J.-R. L. - Pour l'impact environnemental, notre solution consomme jusqu'à cinq fois moins d'énergie que les OS existants parce qu'elle a été conçue avec les besoins de l'Internet des objets en tête. Les latences sont divisées par 100 à 1 000 selon les secteurs d'activité. On peut l'installer dans de tout petits objets, ce qui n'est pas le cas de Linux par exemple.

L.S. - SynapOS est une solution pour permettre aux industriels de faire des économies, d'utiliser des outils plus performants et donc de libérer des milliards d'euros de valeur. Les industriels sont parfaitement conscients des problèmes que nous venons d'expliquer. C'est pour cela qu'il existe un marché dédié à la sécurisation des solutions Linux, où évoluent des acteurs comme Red Hat ou Suse, qui réalisent des centaines de millions de dollars de chiffre d'affaires annuel [2,4 milliards pour Red Hat en 2017, ndlr]. La réalité aujourd'hui est que, pour utiliser correctement Linux, il faut dépenser une fortune pour le sécuriser et le fiabiliser.

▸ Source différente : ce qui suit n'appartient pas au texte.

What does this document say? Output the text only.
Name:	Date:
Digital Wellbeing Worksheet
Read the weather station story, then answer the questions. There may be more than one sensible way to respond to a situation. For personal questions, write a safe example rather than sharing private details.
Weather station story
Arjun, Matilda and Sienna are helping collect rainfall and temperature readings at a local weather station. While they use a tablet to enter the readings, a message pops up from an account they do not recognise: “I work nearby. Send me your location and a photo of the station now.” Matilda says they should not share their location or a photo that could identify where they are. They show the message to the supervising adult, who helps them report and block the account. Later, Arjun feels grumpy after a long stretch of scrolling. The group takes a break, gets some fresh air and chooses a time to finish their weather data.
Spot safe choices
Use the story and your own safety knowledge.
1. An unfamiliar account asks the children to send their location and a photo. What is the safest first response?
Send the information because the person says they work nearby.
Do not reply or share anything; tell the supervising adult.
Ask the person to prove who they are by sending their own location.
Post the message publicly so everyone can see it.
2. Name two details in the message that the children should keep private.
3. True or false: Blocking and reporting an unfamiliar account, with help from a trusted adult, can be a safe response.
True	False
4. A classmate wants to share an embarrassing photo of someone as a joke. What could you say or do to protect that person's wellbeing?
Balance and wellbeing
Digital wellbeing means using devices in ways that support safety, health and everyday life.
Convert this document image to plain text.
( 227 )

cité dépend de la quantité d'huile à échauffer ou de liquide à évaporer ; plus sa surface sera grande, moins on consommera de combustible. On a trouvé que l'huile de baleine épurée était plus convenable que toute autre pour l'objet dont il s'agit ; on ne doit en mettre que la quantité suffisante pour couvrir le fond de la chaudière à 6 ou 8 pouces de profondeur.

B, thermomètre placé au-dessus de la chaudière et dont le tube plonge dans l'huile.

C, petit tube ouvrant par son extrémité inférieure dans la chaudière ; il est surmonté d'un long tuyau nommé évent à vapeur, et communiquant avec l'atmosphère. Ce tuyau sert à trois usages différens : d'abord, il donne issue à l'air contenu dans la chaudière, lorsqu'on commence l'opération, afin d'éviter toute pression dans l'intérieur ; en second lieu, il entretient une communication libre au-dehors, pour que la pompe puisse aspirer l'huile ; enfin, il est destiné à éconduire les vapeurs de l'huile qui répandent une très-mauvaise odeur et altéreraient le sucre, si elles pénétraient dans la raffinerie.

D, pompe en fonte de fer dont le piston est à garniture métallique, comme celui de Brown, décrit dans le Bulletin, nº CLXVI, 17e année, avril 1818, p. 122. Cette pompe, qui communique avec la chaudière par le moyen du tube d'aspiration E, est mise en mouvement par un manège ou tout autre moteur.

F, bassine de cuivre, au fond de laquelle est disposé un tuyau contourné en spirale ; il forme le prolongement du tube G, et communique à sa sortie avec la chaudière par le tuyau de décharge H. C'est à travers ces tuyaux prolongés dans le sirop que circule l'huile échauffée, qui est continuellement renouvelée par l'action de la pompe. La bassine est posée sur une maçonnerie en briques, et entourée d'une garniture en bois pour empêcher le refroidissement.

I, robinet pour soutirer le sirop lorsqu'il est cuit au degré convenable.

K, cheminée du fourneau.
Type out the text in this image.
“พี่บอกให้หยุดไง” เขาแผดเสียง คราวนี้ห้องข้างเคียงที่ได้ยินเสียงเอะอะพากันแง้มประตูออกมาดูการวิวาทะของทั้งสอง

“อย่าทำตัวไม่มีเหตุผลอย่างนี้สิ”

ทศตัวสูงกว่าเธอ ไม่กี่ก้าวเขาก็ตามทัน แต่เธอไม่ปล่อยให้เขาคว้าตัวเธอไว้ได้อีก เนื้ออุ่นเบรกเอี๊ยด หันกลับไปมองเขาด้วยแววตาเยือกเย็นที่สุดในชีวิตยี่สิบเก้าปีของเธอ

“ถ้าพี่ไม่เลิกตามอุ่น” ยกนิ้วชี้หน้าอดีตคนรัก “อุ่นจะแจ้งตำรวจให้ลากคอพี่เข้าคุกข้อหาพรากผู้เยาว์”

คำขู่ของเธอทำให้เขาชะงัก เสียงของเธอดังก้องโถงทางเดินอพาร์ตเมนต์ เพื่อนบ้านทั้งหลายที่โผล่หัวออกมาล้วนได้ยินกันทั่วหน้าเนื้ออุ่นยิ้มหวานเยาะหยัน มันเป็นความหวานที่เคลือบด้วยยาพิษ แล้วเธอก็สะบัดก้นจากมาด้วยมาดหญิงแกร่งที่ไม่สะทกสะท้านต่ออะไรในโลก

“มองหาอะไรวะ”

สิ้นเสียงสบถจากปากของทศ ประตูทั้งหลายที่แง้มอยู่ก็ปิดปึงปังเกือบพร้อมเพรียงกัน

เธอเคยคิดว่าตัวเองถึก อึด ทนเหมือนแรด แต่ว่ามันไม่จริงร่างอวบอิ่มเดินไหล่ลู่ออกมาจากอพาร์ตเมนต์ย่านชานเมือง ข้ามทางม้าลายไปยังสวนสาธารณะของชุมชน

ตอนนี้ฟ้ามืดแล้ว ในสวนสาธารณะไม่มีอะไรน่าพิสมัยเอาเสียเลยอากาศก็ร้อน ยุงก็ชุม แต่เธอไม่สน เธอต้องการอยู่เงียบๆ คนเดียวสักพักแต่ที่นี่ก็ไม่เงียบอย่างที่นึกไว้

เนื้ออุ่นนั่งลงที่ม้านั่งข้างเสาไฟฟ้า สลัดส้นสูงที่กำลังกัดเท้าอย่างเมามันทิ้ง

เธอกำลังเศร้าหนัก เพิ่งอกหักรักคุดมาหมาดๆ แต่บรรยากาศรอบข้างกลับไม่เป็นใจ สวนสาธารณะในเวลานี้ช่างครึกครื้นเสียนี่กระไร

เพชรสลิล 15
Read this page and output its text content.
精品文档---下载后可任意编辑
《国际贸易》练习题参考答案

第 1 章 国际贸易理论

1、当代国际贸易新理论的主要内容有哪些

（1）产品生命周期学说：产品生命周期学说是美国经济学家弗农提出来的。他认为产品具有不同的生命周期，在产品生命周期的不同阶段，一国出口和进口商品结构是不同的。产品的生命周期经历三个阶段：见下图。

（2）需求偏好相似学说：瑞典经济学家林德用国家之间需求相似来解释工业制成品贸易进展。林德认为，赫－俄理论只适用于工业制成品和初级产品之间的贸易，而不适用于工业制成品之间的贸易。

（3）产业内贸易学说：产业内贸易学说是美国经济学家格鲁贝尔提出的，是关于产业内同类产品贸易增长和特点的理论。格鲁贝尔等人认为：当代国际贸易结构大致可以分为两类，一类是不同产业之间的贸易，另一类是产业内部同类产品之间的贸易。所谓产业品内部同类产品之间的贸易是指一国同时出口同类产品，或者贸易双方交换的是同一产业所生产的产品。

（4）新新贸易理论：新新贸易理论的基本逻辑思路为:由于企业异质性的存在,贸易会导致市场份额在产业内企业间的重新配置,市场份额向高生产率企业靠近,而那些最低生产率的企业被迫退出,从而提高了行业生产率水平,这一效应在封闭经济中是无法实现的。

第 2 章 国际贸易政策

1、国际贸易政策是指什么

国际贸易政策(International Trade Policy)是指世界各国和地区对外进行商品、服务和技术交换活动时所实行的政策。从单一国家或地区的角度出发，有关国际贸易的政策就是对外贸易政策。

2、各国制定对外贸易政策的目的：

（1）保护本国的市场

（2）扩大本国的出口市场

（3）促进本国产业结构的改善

Étant donné que tout fonctionne avec ces deux OS dominants, n'est-il pas illusoire d'espérer en imposer un troisième ?

J.-R. L. - Tout d'abord, nous ne souhaitons pas concurrencer les géants des PC ou des smartphones. Notre but n'est pas de vendre des solutions au grand public mais aux industriels. Pour eux, il y a deux possibilités : soit notre OS est utilisé dans son intégralité et sa flexibilité permet de ne pas changer les investissements logiciels déjà effectués ; soit, pour ceux qui souhaitent conserver un environnement Linux, nous pouvons l'intégrer à Linux pour le traitement du matériel et des tâches.

L. S. - La réalité est qu'on ne peut pas tout raser, donc il faut s'adapter. Aujourd'hui, on vit des situations ubuesques quand on y réfléchit. Les gens viennent nous voir, ils n'ont que des problèmes avec Linux, mais leur demande est : comment le réparer ? Ils n'envisagent même pas qu'il puisse exister une alternative.

J.-R. L. - C'est le syndrome de Stockholm numérique. On se plaint des dysfonctionnements mais on ne veut pas changer de système. Donc nous actons cet état de fait et nous proposons une vraie alternative, mais c'est une alternative en douceur car on peut aussi l'intégrer à l'existant.

Pourquoi personne, et notamment en Chine, où l'on dispose d'énormément de moyens, n'a-t-il réussi à imposer un OS concurrent ?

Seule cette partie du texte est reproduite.